Siamo già a settembre, un mese orribile perché viene dopo agosto ed è il mese dei buoni propositi e della ripartenza. Ogni mese di settembre la mia sciagura fa il compleanno. Un anno in più di lei e me. Decido di festeggiarla! Vengo colta dalle mie tanto care pulsioni distruttive, dall’angoscia profonda, dal dolore, dal buio, da un vuoto interiore. Quel vuoto che a fuori a di gridare è diventato una voragine.
Controllo le mie ossa, devono sentirsi tutte. Le ginocchia devono obbligatoriamente essere sporgenti, così quando mi corico in posizione fetale il loro stridere mi rassicura. Non ho preso peso. Il controllo regna sovrano. Il collo defedato e ben visibile nella sua magrezza, il colorito tendente al giallo a testimoniare la mia sofferenza e disperazione, gli angoli della bocca segnati dal mio eccessivo vomitare.
Le mie giornate sono scandite da rituali, quasi magici, propiziatori, vagabondaggi frenetici dal frigorifero all’armadietto di casa, dalla dispensa ai posti più impensabili. Mi muovo come una barbona affamata e infine mi reco nel luogo dell’oblio: il bagno, dove mi libero di tutto e vomito tutto. Soprattutto il dolore. 

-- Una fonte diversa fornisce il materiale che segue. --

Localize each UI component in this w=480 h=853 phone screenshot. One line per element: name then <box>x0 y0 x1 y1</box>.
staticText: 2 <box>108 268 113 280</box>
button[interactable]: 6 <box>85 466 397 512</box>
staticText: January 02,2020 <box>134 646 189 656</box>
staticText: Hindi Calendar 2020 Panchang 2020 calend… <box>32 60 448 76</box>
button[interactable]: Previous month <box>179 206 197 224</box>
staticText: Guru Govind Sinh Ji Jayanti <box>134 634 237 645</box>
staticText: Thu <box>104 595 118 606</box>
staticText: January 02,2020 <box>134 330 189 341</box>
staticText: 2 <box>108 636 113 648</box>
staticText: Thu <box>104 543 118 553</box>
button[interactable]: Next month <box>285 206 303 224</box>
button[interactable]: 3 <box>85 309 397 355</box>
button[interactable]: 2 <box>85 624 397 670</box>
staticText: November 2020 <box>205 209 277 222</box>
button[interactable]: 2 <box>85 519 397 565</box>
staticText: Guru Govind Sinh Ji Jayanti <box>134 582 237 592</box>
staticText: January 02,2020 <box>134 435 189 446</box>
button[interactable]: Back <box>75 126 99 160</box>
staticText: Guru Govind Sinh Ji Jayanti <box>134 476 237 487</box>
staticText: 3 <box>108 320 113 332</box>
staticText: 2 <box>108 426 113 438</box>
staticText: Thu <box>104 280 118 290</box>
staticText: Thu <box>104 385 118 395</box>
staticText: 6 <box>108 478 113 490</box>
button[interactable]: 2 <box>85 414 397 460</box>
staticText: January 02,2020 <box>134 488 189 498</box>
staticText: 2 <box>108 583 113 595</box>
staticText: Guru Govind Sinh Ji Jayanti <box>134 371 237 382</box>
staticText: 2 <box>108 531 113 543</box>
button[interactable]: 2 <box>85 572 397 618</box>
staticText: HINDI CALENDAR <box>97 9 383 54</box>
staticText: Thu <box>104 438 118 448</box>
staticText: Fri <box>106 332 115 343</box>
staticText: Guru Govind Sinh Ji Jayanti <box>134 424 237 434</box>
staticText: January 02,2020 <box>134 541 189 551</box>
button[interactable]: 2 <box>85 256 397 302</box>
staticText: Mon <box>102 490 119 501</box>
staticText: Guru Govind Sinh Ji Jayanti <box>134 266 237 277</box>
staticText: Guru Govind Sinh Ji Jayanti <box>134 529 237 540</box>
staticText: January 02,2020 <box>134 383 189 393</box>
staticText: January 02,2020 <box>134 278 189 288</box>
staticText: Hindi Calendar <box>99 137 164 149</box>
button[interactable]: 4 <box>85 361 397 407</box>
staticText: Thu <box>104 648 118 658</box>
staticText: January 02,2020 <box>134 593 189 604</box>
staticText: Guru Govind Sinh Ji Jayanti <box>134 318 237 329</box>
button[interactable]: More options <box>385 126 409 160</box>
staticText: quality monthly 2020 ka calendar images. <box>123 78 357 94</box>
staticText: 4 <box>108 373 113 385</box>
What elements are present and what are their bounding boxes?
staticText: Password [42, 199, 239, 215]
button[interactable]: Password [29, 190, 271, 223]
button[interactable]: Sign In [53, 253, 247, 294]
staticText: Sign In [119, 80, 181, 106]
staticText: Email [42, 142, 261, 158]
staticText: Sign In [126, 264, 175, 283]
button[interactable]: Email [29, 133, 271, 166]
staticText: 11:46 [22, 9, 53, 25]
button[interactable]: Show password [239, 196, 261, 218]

Ho trent’anni anni, da ben dieci sono posseduta dal tarlo dell’anoressia e della bulimia. Oscillo come un pendolo tra digiuno ad oltranza, orgogliosa del mio controllo disfunzionale sul mio corpo e sulla mia fame, e mi sento una sadica, folle, euforia. Ad altri in cui ogni forma di controllo viene meno e i rituali si impossessano di me. In questi attimi penso di morire, anzi lo spero, la malattia occupa ogni angolo della mia mente e dei miei pensieri. Io non esito più, esiste solo lei”.